Running with the Horses by Alison Lester
Published by Puffin|Penguin Books
Date: 1 October 2019
There are some books that you move your hands over, admiring every inch and know there is something special about the book inside and out. The cover feels textural, the title and picture shimmering silver and already I adore this book and I haven’t even opened it. The anticipation of what is to be discovered inside almost overwhelms me, knowing it is going to be special and that Alison Lester will again delight readers with her ability to string words together so poetically.
The pages inside capture my attention just like the cover of the book, but it was when I finally read the words that I was immersed in the adventure where courage and friendship see Nina, her father, and Zelda safely arrive at their destination.
It has been ten years since the first edition of Running with the Horses was first published. This edition is in chapter book format which follows the story of Nina and Zelda and their escape over the Alps during World War II. Although Zelda is old and fragile, she keeps Nina safe through some dangerous situations on the journey.
Although this book is a work of fiction, it is inspired by the rescue of the Lipizzaner stallions from the Spanish riding school in Vienna during the second world war.
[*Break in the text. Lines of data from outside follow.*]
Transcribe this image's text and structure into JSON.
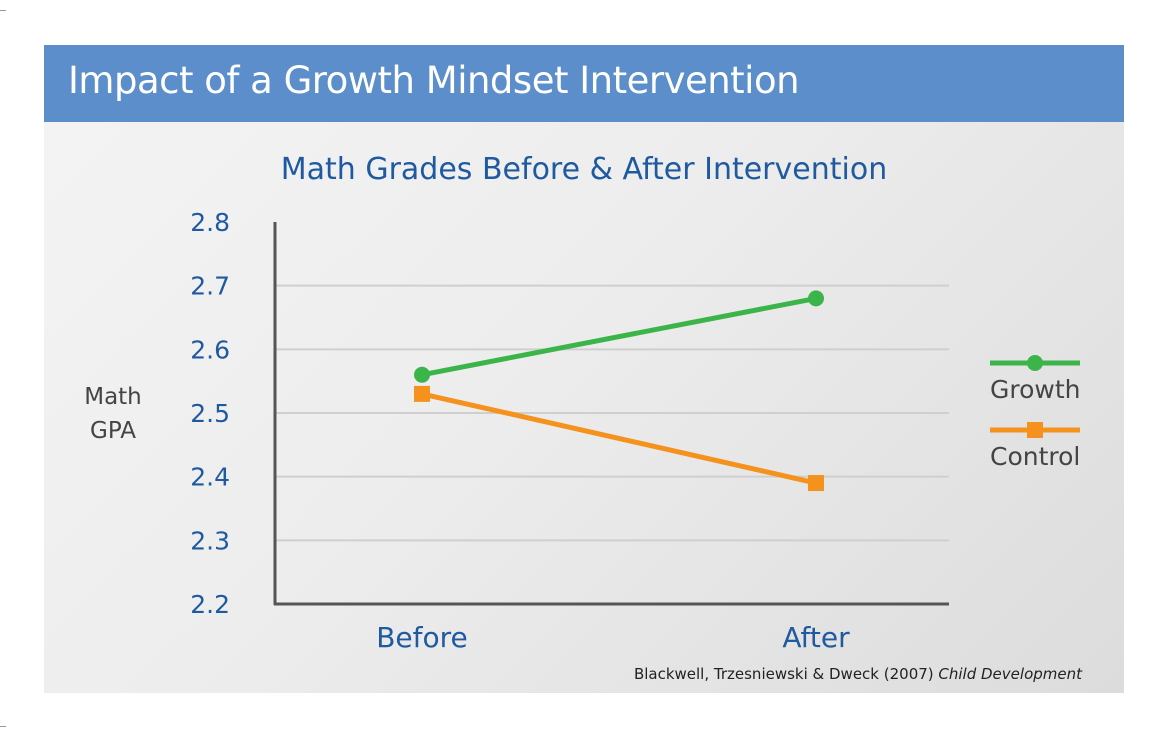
{
  "header": {
    "title": "Impact of a Growth Mindset Intervention"
  },
  "chart_data": {
    "type": "line",
    "title": "Math Grades Before & After Intervention",
    "ylabel_lines": [
      "Math",
      "GPA"
    ],
    "categories": [
      "Before",
      "After"
    ],
    "ylim": [
      2.2,
      2.8
    ],
    "yticks": [
      "2.2",
      "2.3",
      "2.4",
      "2.5",
      "2.6",
      "2.7",
      "2.8"
    ],
    "grid": true,
    "legend_position": "right",
    "series": [
      {
        "name": "Growth",
        "values": [
          2.56,
          2.68
        ],
        "color": "#3bb54a",
        "marker": "circle"
      },
      {
        "name": "Control",
        "values": [
          2.53,
          2.39
        ],
        "color": "#f5921e",
        "marker": "square"
      }
    ],
    "source": {
      "authors": "Blackwell, Trzesniewski & Dweck (2007) ",
      "journal": "Child Development"
    }
  },
  "colors": {
    "header_bg": "#5b8ecb",
    "text_blue": "#1f5aa0",
    "grid": "#cfcfcf",
    "axis": "#555555"
  }
}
I really appreciate that Alison has bought this story to life in a way that shares the reality of that time, doing so in a way that is readable for children age 7+.
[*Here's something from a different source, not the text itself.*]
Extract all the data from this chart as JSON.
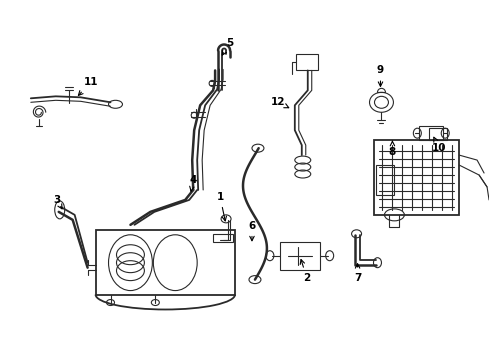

I love that Nina believes in Zelda despite her being old and fragile. Nina saw value in Zelda and loved and nurtured her so that she could continue living a happy and safe life. Nina is a strong character and from the moment we meet Zelda you could see that their friendship is strongly bonded. As they were on their journey, I was curious to see how it would resolve and I read from beginning to end in one sitting. I feel honored to read this story and see how one courageous girl and her horse inspire children to believe in themselves.
The illustrations have been beautifully designed and there is so much emotion in each one. On page 8 we see the love between Nina and Zelda and it is so endearing and captures the emotion of the whole book. There are two other illustrations that captured me, the first being on pages 16/17 where Nina is lying on her bed choosing what she will take with her. This picture has the most colour in it which I find interesting given it is filled with emotion and is a time of change for Nina. On pages 68/69 again I was moved by the emotion filled picture of Nina and Zelda during one of the toughest points of the journey and looking at it you feel like they may not make it to their destination. Alison has captured the spirit of them both so beautifully through both illustration and words.
Even if you have the first edition, I highly recommend adding this second edition to your collection. Thank you, Alison Lester, for bringing us this story again in a different way.
Thank you Puffin/Penguin books for the opportunity to read and honestly review this book.